Would U.S. fans embrace CFL rules?

Would the owners have deep enough pockets to raid the NFL for stars?

Would I fall harder for the NAFL than I did for the WFL?

I couldn’t wait to find out.

There were a couple of problems, though.

One, the rest of the CFL wasn’t interested in any of this and two, Skalbania wasn’t really, um, “solvent.”

“In theory, it sounds great for us to expand,” CFL commissioner Jake Gaudaur said. “However, it’s not an anti-American feeling, but we feel certain that if we lump in the big American cities, some of the Canadian cities in the league would drop by the wayside.”

The Canadian Football League constitution requires that all teams be based in Canada, and that rule could only be overturned if seven of the teams voted in favor of it.

The motion to even vote on the matter wasn’t seconded.

“We have problems in our league to solve without expanding, and Montreal is one of them,” said Jim Spavital, who was general manager of the Roughriders in 1981 and former head coach of the WFL’s Chicago Fire. “Skalbania should concentrate more on improving the Canadian talent on his Alouettes.”

While Skalbania was known for real estate “flipping” he did the same to sports franchises, and in a one-and-done season with Montreal he flipped the franchise into oblivion. The Alouettes finished 3-13 in 1981, Ferragamo was a flop (he had the worst completion percentage in the CFL and the most interceptions), and ultimately the franchise folded – millions of dollars in debt.

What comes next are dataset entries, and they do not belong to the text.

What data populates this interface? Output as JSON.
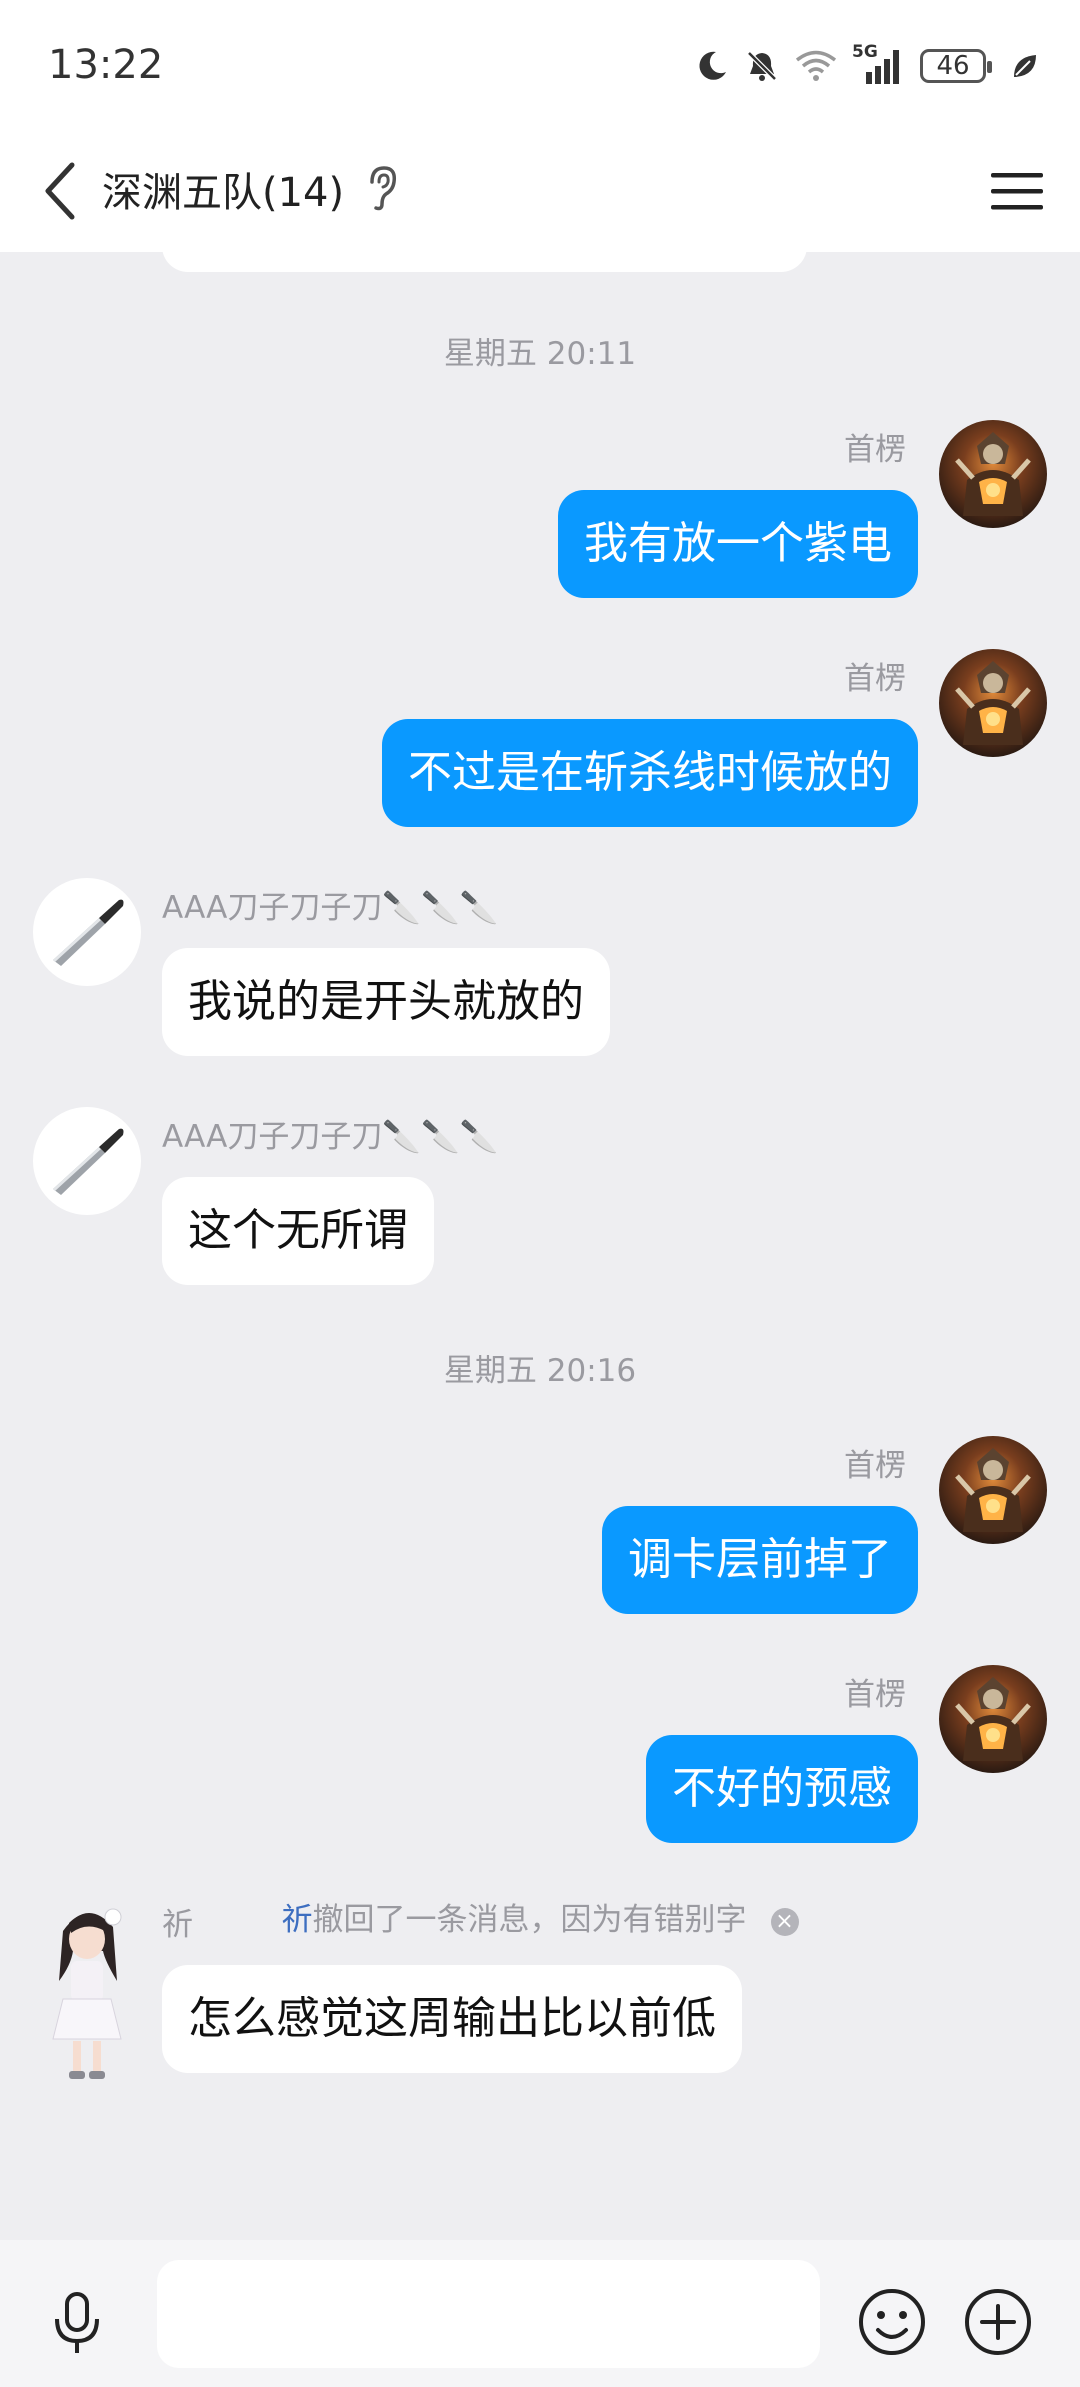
{
  "status_bar": {
    "time": "13:22",
    "network": "5G",
    "battery": "46",
    "icons": [
      "moon-icon",
      "bell-muted-icon",
      "wifi-icon",
      "signal-icon",
      "battery-icon",
      "leaf-icon"
    ]
  },
  "header": {
    "title": "深渊五队(14)",
    "icons": [
      "back-arrow-icon",
      "ear-icon",
      "menu-icon"
    ]
  },
  "chat": {
    "time_separators": [
      "星期五 20:11",
      "星期五 20:16"
    ],
    "messages": [
      {
        "sender": "首楞",
        "text": "我有放一个紫电",
        "direction": "outgoing"
      },
      {
        "sender": "首楞",
        "text": "不过是在斩杀线时候放的",
        "direction": "outgoing"
      },
      {
        "sender": "AAA刀子刀子刀🔪🔪🔪",
        "text": "我说的是开头就放的",
        "direction": "incoming"
      },
      {
        "sender": "AAA刀子刀子刀🔪🔪🔪",
        "text": "这个无所谓",
        "direction": "incoming"
      },
      {
        "sender": "首楞",
        "text": "调卡层前掉了",
        "direction": "outgoing"
      },
      {
        "sender": "首楞",
        "text": "不好的预感",
        "direction": "outgoing"
      },
      {
        "sender": "祈",
        "text": "怎么感觉这周输出比以前低",
        "direction": "incoming"
      }
    ],
    "recall_notice": {
      "name": "祈",
      "text": "撤回了一条消息，因为有错别字"
    }
  },
  "input_bar": {
    "value": "",
    "icons": [
      "microphone-icon",
      "emoji-icon",
      "plus-icon"
    ]
  },
  "colors": {
    "accent": "#0a99ff",
    "chat_background": "#eeeef1",
    "recall_name": "#3d6ec0"
  }
}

There was no internet back then so much of this happened out of the spotlight, but as a CFL fan I kept up with CFL news. When I heard what happened with Skalbania in Montreal, my hopes for the NAFL (or whatever it might’ve been called) were dashed.

The USFL came along in 1983 as a spring “major league,” and ultimately that would become my favorite football circuit outside the CFL and NFL.

Still, I remain fascinated by the might-have-beens of a 1980s CFL/American football blend.

Ultimately it didn’t work in the 1990s – and will likely never happen again – but in a different time and different sports landscape, who knows?